When the CPU does a cmp operation, it will try to get it from the CPU cache and if it isn’t there it will go to machine memory and fetch it. When the data is not in the cache we experience a cache-miss. Thumb rule is 10 cycles for using data in the cache and 100 cycles from memory. If you are lucky (or extremely careful) all your bits will be in the same cache line. A cache line is the block the data is fetched in from the memory into the CPU cache. In the above example you might experience 3 cache-misses. If you are using a byte for example as your bit field, the entire state will be loaded into the cache and will require only one memory access. Modern CPUs have 32-64 byte cache lines. Assembly:

if (myColor == (ColorsEnum.Blue | ColorsEnum.Green))

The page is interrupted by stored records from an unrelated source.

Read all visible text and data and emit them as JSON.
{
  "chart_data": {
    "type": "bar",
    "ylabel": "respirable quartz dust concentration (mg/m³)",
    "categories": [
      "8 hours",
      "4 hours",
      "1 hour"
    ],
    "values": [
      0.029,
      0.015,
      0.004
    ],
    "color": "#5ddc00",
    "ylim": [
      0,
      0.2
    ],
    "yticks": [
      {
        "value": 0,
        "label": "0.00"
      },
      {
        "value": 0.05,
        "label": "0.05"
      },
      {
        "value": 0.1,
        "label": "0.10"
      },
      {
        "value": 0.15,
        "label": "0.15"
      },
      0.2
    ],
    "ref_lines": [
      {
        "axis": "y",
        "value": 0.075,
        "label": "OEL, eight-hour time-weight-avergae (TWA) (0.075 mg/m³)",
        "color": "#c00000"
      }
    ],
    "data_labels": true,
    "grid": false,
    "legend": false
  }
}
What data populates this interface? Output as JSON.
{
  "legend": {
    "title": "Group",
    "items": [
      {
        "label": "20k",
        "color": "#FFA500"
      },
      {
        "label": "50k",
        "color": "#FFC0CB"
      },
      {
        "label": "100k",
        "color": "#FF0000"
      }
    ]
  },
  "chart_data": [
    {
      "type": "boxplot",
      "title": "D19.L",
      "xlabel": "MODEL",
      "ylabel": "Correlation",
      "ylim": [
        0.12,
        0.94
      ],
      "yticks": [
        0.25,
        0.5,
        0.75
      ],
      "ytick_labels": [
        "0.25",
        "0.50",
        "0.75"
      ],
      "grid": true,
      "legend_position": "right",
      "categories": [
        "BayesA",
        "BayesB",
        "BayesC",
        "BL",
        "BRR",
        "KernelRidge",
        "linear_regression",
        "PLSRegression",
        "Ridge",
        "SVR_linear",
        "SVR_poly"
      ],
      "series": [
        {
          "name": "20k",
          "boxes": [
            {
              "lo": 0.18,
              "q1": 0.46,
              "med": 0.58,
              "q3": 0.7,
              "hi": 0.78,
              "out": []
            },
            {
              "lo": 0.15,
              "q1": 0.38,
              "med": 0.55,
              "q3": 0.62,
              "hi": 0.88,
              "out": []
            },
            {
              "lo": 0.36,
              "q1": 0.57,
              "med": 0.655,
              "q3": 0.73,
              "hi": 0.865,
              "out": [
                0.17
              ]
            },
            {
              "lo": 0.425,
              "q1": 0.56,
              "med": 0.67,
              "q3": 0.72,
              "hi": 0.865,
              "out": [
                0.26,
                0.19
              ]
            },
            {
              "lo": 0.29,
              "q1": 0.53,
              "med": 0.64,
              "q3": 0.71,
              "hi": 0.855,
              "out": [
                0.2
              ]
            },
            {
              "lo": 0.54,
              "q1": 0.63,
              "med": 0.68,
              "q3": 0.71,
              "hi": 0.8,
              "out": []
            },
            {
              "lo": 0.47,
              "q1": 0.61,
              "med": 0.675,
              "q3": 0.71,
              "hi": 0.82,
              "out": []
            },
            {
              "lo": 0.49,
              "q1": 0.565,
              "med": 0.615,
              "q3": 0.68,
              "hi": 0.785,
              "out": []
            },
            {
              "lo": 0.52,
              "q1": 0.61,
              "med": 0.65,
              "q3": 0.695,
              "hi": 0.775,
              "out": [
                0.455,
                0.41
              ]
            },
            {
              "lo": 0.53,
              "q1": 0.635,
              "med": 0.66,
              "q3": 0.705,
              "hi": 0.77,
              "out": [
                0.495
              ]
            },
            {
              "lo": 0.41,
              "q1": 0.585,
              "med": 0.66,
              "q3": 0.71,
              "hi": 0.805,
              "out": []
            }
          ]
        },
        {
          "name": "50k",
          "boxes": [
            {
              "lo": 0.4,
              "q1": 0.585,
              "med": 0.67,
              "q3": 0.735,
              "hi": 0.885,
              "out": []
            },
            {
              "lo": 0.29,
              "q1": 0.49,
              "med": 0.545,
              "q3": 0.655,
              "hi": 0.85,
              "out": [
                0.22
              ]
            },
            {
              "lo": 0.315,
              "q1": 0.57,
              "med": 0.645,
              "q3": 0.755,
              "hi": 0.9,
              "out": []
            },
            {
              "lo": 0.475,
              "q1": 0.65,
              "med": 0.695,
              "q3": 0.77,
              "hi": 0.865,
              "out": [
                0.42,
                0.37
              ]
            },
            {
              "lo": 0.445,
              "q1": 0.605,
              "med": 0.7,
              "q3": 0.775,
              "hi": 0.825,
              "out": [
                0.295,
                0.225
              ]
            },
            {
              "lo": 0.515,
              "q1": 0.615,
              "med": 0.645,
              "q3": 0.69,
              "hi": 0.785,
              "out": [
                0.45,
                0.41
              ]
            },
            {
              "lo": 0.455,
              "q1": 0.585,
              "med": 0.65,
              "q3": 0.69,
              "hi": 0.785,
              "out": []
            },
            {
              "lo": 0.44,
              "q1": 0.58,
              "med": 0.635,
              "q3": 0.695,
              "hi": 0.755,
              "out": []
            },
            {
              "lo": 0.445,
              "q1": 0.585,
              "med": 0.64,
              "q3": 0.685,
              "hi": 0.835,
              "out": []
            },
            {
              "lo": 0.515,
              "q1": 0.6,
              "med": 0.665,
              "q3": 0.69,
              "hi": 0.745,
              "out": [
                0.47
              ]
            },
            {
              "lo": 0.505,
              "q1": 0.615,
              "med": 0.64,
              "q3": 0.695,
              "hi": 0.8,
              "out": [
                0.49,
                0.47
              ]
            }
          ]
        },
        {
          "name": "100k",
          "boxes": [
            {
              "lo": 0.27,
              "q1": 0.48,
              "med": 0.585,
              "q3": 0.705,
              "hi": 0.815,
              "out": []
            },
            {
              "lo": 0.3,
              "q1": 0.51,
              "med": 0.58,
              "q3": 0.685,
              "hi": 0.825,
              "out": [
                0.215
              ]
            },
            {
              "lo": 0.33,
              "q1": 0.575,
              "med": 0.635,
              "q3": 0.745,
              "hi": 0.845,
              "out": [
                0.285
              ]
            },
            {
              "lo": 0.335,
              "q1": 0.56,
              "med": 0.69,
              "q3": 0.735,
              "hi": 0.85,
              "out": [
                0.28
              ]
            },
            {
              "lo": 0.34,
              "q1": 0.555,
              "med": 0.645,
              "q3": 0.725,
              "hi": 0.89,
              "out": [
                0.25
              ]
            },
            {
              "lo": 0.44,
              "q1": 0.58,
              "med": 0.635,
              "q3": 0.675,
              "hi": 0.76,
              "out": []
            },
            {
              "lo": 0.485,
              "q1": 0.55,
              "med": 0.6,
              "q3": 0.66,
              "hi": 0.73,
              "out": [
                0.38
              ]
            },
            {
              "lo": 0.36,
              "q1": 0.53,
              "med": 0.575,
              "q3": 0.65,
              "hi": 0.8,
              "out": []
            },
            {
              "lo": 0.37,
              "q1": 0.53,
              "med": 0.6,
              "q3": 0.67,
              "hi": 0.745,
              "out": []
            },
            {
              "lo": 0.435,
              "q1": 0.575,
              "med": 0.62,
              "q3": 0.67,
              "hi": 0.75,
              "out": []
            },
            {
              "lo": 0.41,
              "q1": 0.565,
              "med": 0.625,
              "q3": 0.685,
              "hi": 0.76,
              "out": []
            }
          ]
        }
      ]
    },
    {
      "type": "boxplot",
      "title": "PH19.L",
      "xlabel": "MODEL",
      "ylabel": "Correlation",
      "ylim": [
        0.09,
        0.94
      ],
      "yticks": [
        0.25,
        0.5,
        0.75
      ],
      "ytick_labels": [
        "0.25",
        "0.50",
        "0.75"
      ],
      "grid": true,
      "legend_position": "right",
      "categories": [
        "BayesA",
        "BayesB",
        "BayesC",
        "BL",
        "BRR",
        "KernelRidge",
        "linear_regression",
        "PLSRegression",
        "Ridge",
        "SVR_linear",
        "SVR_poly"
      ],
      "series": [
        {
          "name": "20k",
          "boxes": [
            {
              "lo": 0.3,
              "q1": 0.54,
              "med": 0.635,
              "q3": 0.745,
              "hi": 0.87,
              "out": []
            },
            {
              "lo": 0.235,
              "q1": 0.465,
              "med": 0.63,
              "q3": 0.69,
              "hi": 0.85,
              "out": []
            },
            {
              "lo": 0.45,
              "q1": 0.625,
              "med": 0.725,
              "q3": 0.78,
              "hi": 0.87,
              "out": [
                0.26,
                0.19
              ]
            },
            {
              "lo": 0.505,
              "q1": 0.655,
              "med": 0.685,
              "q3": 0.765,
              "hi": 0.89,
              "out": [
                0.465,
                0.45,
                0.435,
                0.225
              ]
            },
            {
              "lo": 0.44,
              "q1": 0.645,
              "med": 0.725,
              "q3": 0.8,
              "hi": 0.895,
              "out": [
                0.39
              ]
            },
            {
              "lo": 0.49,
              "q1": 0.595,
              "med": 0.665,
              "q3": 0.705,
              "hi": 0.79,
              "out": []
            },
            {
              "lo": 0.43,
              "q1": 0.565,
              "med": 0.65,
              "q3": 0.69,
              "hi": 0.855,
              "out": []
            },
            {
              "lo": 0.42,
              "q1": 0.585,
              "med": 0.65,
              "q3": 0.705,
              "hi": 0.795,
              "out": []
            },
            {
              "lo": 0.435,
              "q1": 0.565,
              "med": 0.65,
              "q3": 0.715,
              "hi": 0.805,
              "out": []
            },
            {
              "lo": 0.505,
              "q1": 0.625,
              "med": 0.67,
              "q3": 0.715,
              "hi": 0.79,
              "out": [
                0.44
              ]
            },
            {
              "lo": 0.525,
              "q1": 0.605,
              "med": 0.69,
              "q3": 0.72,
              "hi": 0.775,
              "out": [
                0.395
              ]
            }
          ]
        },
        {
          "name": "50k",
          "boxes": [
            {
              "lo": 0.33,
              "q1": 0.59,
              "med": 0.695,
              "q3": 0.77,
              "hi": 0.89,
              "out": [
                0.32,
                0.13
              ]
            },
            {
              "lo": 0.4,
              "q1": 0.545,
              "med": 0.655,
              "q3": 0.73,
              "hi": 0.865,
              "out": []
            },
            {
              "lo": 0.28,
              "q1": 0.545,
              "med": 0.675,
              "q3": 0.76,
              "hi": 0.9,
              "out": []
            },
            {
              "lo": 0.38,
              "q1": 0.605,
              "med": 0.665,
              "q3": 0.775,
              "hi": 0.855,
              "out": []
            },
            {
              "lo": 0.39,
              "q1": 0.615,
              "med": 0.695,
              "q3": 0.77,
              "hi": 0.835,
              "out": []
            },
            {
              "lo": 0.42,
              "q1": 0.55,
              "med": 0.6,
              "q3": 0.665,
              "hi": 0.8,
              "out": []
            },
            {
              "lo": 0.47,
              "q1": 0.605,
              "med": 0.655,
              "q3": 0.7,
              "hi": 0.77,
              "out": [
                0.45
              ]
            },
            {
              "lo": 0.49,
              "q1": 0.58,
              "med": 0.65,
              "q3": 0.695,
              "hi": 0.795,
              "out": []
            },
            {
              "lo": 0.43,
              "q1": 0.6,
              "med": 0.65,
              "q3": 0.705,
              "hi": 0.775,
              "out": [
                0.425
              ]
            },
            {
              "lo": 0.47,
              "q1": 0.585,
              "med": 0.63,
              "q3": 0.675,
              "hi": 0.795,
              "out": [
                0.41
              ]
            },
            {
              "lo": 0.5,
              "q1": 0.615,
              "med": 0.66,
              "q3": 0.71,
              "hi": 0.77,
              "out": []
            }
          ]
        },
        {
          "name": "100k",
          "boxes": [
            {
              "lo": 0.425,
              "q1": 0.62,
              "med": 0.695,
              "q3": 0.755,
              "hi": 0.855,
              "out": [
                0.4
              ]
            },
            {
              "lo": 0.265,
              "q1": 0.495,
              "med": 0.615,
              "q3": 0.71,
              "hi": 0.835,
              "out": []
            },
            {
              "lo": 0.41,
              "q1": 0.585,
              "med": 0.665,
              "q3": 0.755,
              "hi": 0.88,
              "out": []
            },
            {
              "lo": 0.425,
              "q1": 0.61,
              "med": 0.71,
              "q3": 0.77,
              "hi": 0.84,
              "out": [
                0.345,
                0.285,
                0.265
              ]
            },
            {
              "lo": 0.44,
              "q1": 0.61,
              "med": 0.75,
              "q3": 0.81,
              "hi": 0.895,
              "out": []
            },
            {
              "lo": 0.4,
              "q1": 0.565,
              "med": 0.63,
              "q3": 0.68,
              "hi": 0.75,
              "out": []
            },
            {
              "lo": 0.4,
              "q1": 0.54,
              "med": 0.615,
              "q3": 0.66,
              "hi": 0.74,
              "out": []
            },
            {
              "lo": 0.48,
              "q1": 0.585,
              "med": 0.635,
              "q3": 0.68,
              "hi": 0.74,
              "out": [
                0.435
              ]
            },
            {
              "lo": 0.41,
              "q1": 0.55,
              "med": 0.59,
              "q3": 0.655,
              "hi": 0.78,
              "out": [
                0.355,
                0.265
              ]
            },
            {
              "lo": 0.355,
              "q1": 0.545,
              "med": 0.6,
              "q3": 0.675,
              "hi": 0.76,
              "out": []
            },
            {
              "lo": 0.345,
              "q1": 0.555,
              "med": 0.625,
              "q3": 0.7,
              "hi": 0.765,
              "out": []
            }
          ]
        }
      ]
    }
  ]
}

000000f3 cmp dword ptr [ebp-0Ch],6 
000000f7 jne 00000104
{
Console.WriteLine("true");
000000f9 mov ecx,dword ptr ds:[032F2088h]
000000ff call 0485D3E4
}
 
Console.ReadLine();
00000104 call 04E24F64

Not only we have 2 instructions instead of 6, we do only one memory access. These numbers will hold for any number of bits and any combination of states the enum is in. ‘Nough said, bitfields rock.